Modern wireless communication systems demand improved spectral efficiency and power conservation, placing stringent requirements on radio frequency power amplifiers. Digital predistortion (DPD) techniques linearize power amplifiers while enabling efficient operation, with the basis-propagating selection (BAPS) algorithm offering computational efficiency through systematic reuse of basis functions. However, hardware implementation of BAPS remains underexplored, particularly regarding floating-point precision requirements that impact both linearization performance and hardware resource utilization. This thesis systematically investigates floating-point precision requirements for BAPSbased DPD digital circuit implementations through analysis of 40 custom precision configurations spanning mantissa widths from 5 to 23 bits and exponent widths from 5 to 8 bits.

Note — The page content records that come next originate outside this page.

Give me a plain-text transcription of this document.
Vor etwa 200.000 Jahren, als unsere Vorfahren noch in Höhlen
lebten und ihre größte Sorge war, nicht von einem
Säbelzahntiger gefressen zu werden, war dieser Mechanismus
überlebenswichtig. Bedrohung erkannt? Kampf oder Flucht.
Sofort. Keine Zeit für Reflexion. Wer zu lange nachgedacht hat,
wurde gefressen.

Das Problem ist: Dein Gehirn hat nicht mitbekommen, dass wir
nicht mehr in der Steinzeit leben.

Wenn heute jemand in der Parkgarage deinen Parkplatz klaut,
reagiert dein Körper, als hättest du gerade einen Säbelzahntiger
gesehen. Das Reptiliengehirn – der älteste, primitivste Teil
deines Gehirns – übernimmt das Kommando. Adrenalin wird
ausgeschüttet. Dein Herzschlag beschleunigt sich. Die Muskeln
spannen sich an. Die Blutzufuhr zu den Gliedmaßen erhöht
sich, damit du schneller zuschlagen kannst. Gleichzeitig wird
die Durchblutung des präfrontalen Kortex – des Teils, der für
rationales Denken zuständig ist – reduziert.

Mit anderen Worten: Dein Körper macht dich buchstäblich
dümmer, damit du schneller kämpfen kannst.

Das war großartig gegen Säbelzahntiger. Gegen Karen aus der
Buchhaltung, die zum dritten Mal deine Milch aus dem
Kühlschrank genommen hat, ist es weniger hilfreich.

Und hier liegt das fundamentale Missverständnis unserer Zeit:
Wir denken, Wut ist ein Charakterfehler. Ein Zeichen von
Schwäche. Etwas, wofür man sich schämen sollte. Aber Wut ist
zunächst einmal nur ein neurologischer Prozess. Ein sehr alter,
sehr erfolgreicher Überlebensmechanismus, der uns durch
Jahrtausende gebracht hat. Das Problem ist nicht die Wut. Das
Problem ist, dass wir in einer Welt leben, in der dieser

A precision-configurable hardware architecture using parameterizable VHDL with Cadence ChipWare floating-point IP enables rigorous evaluation across four distinct BAPS configurations. Results demonstrate that mantissa width critically determines performance, with 9- bit mantissa maintaining robust operation and 7 bits representing a critical threshold for degradation, while exponent width can be aggressively reduced from 8 to 5 bits without performance penalty. Hardware complexity analysis reveals approximately linear scaling with mantissa width, with a balanced configuration achieving 80% area reduction while maintaining linearization performance within 0.4 dB of single precision. These findings enable substantial hardware efficiency improvements for DPD implementations in resource-constrained 5G and emerging 6G wireless systems while maintaining required linearization performance.